War, what is it good for?

[I continue to work at my education ... 'Economics in One Lesson' by Henry Hazlitt)
Chapter 3 - The Blessings of Destruction

From my brief brush with the warfare of the 16th & 17th Centuries (not a first hand experience admitedly) I would agree with Hazlitt that often this line is taken in assessing warfare:
They (economics professors ... or we could add, professional historians) tell us how much better off economically we all are in war than in peace. They see 'miracles of production' which it requires a war to achieve. And they see a world made prosperous by an enormous 'accumulated' or 'backed up' demand (p25)
But this is merely the Ch 2 fallacy 'in new clothing and grown fat beyond recognition'.

It also is a view that confuses need and demand. Need is not demand. Because effective economic demand requires not merely need but corresponding purchasing power. Ask the average 16 year old about that one!

And purchasing power is NOT JUST MONEY. Printing off the readies just reduces their value ... and that falling value can be measured in the rising prices of commodities.

This chapter includes a great line that summarises the chapter nicely:
No man burns down his own house on the theory that the need to rebuild it will stimulate his energies. (p27)
Why would we even begin to think this would be the right way to evaluate the great wars and the economic whirlpools & eddies surrounding them?
Many of the most frequent fallacies in economic reasoning come from the propensity, to think in terms of an abstraction - the collectivity, the 'nation' - and to forget or ignore the individuals who make it up and give it meaning. No one could think that the destruction of war was an economic advantage who began by thinking first of all of the people whose property was destroyed.
Presumably we could add lives into that too.

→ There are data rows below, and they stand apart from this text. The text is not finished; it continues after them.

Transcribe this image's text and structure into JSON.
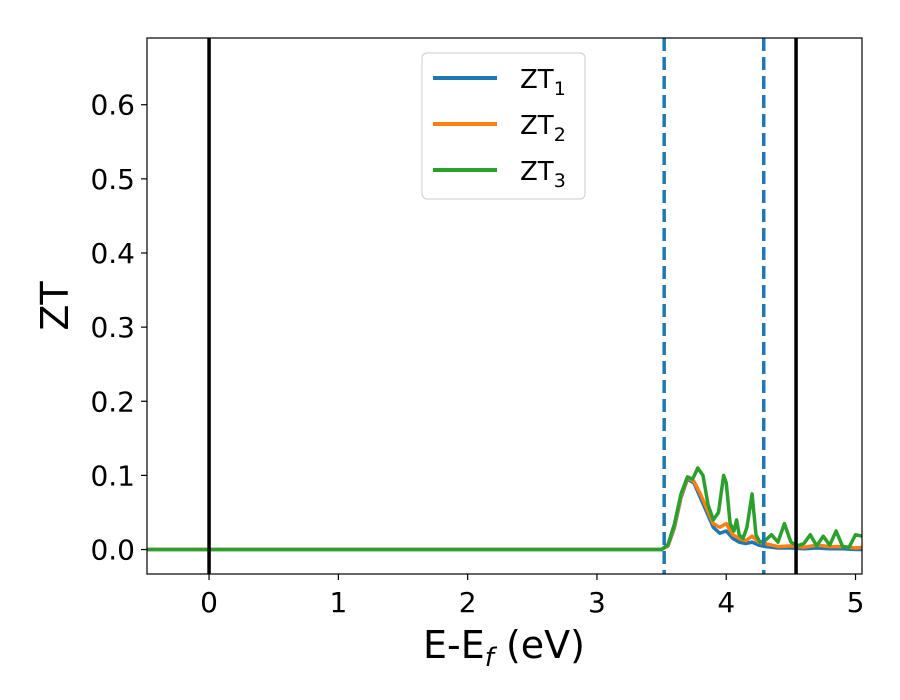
{
  "chart_data": {
    "type": "line",
    "title": "",
    "xlabel": {
      "main": "E-E",
      "sub": "f",
      "tail": " (eV)"
    },
    "ylabel": "ZT",
    "xlim": [
      -0.48,
      5.05
    ],
    "ylim": [
      -0.033,
      0.69
    ],
    "xticks": [
      0,
      1,
      2,
      3,
      4,
      5
    ],
    "xtick_labels": [
      "0",
      "1",
      "2",
      "3",
      "4",
      "5"
    ],
    "yticks": [
      0.0,
      0.1,
      0.2,
      0.3,
      0.4,
      0.5,
      0.6
    ],
    "ytick_labels": [
      "0.0",
      "0.1",
      "0.2",
      "0.3",
      "0.4",
      "0.5",
      "0.6"
    ],
    "grid": false,
    "legend_position": "top-center",
    "vertical_lines": [
      {
        "x": 0.0,
        "style": "solid",
        "color": "#000000"
      },
      {
        "x": 4.54,
        "style": "solid",
        "color": "#000000"
      },
      {
        "x": 3.52,
        "style": "dashed",
        "color": "#1f77b4"
      },
      {
        "x": 4.29,
        "style": "dashed",
        "color": "#1f77b4"
      }
    ],
    "series": [
      {
        "name": "ZT",
        "subscript": "1",
        "color": "#1f77b4",
        "x": [
          -0.48,
          3.5,
          3.55,
          3.6,
          3.65,
          3.7,
          3.75,
          3.8,
          3.85,
          3.9,
          3.95,
          4.0,
          4.05,
          4.1,
          4.15,
          4.2,
          4.25,
          4.3,
          4.35,
          4.4,
          4.5,
          4.6,
          4.7,
          4.8,
          4.9,
          5.0,
          5.05
        ],
        "y": [
          0.0,
          0.0,
          0.005,
          0.03,
          0.07,
          0.095,
          0.09,
          0.07,
          0.05,
          0.03,
          0.022,
          0.025,
          0.015,
          0.01,
          0.008,
          0.01,
          0.006,
          0.004,
          0.003,
          0.002,
          0.002,
          0.001,
          0.002,
          0.001,
          0.001,
          0.0,
          0.0
        ]
      },
      {
        "name": "ZT",
        "subscript": "2",
        "color": "#ff7f0e",
        "x": [
          -0.48,
          3.5,
          3.55,
          3.6,
          3.65,
          3.7,
          3.75,
          3.8,
          3.85,
          3.9,
          3.95,
          4.0,
          4.05,
          4.1,
          4.15,
          4.2,
          4.25,
          4.3,
          4.35,
          4.4,
          4.5,
          4.6,
          4.7,
          4.8,
          4.9,
          5.0,
          5.05
        ],
        "y": [
          0.0,
          0.0,
          0.006,
          0.032,
          0.072,
          0.097,
          0.092,
          0.075,
          0.055,
          0.035,
          0.03,
          0.035,
          0.02,
          0.015,
          0.012,
          0.018,
          0.01,
          0.008,
          0.006,
          0.004,
          0.005,
          0.003,
          0.006,
          0.004,
          0.004,
          0.002,
          0.003
        ]
      },
      {
        "name": "ZT",
        "subscript": "3",
        "color": "#2ca02c",
        "x": [
          -0.48,
          3.5,
          3.55,
          3.6,
          3.65,
          3.7,
          3.74,
          3.78,
          3.82,
          3.86,
          3.9,
          3.94,
          3.98,
          4.0,
          4.03,
          4.06,
          4.08,
          4.1,
          4.13,
          4.16,
          4.2,
          4.23,
          4.26,
          4.3,
          4.35,
          4.4,
          4.45,
          4.5,
          4.55,
          4.6,
          4.65,
          4.7,
          4.75,
          4.8,
          4.85,
          4.9,
          4.95,
          5.0,
          5.05
        ],
        "y": [
          0.0,
          0.0,
          0.007,
          0.035,
          0.075,
          0.098,
          0.095,
          0.11,
          0.1,
          0.06,
          0.04,
          0.05,
          0.1,
          0.09,
          0.035,
          0.025,
          0.04,
          0.02,
          0.015,
          0.03,
          0.075,
          0.02,
          0.01,
          0.012,
          0.02,
          0.01,
          0.035,
          0.01,
          0.005,
          0.008,
          0.02,
          0.005,
          0.018,
          0.006,
          0.025,
          0.004,
          0.003,
          0.02,
          0.018
        ]
      }
    ]
  }
}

War destroys accumulated capital.

His conclusion:
There may be, it is true, offsetting factors. Technological discoveries and advances during a war may, for example, increase individual or national productivity at this point or that, and there may eventually be a net increase in overall productivity. ... But such complications should not divert us from recognizing the basic truth that the wanton destruction of anything of real value is always a net loss, a misfortune, or a disaster, and whatever the offsetting considerations in a particular instance, can never be, on net balance, a boon or a blessing.